In truth, Tommy was a brat, fat and arrogant, disrespectful, conniving, and as an adult something out of a soap opera, in that he managed to impregnate both a girl and her mother in the same year. Only recently did I begin to wonder something. Richard’s mother had been married before she married his father. She had been married to the Mayor of Pottstown, but they divorced. I have begun to wonder if Richard was the offspring of the first husband and that is why he suffered so much grief. He certainly looked different than his younger brother and younger sister. The two younger siblings bore a striking resemblance, but Richard didn’t.
I grew up with both my mother and grandmother doting on me, and my maternal grandfather was a surrogate father for many years. He and I were pretty close, despite his gruffness and roughness, until after his leg-shattering accident at the iron works afterwhich he drowned himself in alcohol to escape the pain. Ron seemed to have a very nice mother and he had two brothers as well, and though Ron talks of the rivalry, it sounds as if he was close to them.

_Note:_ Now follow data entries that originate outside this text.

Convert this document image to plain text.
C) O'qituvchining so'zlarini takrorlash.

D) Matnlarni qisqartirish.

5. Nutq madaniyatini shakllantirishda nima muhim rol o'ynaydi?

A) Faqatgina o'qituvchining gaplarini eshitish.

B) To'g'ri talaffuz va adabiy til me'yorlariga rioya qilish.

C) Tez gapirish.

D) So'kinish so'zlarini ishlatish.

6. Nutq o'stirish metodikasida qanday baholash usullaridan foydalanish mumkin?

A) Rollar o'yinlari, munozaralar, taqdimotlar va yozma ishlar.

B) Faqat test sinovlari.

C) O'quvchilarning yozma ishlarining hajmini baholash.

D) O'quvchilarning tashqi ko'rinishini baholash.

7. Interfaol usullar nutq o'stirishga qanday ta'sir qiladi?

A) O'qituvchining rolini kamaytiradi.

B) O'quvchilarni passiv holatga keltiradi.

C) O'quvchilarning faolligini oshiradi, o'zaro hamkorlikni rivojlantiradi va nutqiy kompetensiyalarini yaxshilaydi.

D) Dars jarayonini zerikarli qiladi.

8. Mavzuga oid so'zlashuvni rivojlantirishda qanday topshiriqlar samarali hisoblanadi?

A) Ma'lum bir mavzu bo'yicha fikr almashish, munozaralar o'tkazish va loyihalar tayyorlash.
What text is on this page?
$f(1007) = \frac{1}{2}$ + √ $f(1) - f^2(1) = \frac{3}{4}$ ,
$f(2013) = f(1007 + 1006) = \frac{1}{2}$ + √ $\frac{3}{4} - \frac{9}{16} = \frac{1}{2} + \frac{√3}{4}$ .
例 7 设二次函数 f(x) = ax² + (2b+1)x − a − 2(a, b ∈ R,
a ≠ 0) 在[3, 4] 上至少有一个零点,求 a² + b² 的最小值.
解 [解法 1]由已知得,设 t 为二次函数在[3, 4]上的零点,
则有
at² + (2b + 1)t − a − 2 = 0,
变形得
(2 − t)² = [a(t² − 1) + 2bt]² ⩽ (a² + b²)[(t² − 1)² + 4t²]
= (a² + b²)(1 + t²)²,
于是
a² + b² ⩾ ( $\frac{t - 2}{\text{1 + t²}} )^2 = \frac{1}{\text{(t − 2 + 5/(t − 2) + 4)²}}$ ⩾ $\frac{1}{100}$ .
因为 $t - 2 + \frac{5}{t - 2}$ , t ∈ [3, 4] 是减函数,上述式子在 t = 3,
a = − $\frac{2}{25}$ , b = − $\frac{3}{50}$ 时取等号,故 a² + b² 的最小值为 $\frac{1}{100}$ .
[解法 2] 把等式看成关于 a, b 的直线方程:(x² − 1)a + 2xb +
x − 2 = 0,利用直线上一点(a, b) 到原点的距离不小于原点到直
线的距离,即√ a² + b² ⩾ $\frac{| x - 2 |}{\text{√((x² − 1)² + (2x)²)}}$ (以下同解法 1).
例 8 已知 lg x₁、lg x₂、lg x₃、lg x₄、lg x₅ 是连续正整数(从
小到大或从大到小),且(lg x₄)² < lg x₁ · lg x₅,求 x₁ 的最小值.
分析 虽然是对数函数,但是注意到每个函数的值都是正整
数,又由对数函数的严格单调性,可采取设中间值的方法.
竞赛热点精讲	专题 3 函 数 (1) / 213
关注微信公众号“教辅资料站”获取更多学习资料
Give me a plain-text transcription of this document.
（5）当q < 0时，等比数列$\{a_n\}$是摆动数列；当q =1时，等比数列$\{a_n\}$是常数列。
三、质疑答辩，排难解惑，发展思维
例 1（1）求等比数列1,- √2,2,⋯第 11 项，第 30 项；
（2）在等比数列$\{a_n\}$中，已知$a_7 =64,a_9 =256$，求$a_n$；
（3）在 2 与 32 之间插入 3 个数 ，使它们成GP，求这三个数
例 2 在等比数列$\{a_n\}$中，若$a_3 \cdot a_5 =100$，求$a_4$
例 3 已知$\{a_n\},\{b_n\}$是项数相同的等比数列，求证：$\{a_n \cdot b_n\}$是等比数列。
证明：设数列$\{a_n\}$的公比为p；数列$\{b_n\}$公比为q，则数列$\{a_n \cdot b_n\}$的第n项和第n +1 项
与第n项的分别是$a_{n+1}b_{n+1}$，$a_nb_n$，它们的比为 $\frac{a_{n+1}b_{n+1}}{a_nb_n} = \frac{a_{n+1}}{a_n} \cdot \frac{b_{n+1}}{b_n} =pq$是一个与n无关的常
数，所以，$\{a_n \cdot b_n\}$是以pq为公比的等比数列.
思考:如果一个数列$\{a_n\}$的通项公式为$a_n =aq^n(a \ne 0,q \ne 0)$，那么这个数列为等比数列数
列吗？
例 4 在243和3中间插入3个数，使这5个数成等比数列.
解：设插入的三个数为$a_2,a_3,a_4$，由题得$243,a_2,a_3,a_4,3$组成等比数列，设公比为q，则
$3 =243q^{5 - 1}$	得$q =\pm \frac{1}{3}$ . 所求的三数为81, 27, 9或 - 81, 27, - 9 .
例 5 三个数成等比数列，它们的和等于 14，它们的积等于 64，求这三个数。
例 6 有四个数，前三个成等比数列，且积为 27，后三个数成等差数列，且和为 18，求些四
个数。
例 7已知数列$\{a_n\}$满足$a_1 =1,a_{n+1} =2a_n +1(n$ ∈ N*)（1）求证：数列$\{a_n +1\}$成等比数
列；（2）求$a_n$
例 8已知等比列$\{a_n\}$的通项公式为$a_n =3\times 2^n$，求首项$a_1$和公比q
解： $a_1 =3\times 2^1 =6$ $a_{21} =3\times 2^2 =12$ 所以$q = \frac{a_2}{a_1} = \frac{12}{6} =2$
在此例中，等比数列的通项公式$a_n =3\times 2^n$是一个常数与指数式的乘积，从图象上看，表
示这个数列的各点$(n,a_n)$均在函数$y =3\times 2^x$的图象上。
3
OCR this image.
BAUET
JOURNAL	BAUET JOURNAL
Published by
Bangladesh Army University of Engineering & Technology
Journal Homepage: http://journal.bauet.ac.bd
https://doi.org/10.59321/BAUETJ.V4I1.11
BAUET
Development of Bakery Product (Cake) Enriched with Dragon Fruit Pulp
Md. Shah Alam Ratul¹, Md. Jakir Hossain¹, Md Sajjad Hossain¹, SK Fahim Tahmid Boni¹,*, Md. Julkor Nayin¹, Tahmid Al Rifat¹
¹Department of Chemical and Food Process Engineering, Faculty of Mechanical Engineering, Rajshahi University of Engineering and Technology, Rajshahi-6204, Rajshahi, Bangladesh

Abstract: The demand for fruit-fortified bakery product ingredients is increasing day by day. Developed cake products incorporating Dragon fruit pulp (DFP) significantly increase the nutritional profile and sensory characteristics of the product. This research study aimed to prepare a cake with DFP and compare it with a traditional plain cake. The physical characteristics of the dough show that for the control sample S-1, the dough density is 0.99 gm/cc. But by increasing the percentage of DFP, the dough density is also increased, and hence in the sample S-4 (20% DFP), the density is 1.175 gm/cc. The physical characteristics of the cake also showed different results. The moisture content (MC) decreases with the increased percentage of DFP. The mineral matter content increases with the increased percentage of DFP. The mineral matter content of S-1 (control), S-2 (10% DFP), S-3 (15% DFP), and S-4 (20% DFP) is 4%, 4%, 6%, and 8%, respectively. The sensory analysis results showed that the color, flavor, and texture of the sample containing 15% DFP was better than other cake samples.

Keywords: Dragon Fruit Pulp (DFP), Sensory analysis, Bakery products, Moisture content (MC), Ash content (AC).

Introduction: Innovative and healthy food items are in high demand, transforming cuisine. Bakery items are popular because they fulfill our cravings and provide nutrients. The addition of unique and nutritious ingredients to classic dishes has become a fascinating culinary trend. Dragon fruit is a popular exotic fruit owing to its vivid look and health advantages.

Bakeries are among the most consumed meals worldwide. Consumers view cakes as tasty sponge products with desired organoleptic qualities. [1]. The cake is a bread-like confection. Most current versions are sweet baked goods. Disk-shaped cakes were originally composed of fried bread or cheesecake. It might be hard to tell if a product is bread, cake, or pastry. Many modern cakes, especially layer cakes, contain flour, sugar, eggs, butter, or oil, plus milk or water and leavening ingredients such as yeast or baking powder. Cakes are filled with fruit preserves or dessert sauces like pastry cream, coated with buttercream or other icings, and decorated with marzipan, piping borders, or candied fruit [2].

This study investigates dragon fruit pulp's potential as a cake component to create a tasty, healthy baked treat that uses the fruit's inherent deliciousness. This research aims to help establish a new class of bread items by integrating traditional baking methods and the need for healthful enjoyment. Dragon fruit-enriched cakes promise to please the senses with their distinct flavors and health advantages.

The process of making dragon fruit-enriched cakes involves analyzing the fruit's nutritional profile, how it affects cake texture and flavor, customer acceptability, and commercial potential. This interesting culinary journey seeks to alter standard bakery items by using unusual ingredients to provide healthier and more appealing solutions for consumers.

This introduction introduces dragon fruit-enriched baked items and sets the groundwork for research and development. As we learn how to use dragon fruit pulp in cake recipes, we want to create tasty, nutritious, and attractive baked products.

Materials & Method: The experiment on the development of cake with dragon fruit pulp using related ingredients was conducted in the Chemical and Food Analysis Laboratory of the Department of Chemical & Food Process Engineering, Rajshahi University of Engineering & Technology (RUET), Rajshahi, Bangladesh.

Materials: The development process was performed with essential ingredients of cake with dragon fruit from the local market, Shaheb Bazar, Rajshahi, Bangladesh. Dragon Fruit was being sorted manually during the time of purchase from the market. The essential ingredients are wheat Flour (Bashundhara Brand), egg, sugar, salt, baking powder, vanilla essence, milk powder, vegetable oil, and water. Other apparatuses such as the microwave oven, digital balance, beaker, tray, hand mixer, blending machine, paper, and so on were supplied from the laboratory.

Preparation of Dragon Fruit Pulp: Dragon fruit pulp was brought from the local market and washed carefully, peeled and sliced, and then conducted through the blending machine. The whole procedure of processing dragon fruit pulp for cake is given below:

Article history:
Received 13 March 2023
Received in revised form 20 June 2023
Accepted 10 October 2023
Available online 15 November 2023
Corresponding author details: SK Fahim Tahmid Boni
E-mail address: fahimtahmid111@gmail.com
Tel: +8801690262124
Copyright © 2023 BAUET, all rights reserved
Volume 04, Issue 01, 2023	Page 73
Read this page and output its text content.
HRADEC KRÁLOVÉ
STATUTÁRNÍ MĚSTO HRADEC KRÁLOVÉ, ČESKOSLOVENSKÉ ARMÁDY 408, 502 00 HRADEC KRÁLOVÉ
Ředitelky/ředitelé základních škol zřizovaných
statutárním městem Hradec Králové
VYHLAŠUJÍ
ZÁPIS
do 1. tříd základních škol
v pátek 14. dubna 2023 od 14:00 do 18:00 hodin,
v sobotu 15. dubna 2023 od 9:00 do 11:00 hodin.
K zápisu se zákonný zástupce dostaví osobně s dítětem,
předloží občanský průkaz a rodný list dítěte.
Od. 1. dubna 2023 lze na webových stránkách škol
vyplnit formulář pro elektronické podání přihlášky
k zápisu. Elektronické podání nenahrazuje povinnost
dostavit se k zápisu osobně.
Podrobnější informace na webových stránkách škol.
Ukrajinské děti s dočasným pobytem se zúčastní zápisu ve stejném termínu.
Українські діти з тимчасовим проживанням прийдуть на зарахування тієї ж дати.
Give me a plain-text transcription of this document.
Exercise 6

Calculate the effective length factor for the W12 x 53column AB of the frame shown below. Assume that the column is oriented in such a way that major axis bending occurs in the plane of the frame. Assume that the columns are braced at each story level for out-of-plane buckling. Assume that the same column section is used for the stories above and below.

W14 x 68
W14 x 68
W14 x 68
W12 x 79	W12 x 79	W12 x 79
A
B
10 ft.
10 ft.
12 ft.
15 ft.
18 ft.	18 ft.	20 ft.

At any rate, we don’t get to choose our parents and we survived to be what we are, and I don’t think either of us has done badly for it, at least not as persons.
1 comment:
Was everybody's father a truck driver back in The Day? I didn't know Richard's father was a truck driver. Of course you know what my father was like. He was as he seemed to you, distant and frightening. He was also that way to me. Like your relationship with your father, I was also at the receiving end of many hurtful remarks. I never felt that I could please him in anything I did. It wasn't until after he died that I found he carried a picture of me in his wallet along with one of my business cards from my job at Mellon bank. Apparently he had some pride in his oldest son. It is interesting isn't it how the way our fathers treated us while we were groaning up has affected the rest of our lives.
By the way, I wasn't really that close to my brothers. They were close. I had my own friends. In fact, my young brother John and I had a very strong rivalry until our adult years. Now we're best friends. Interesting.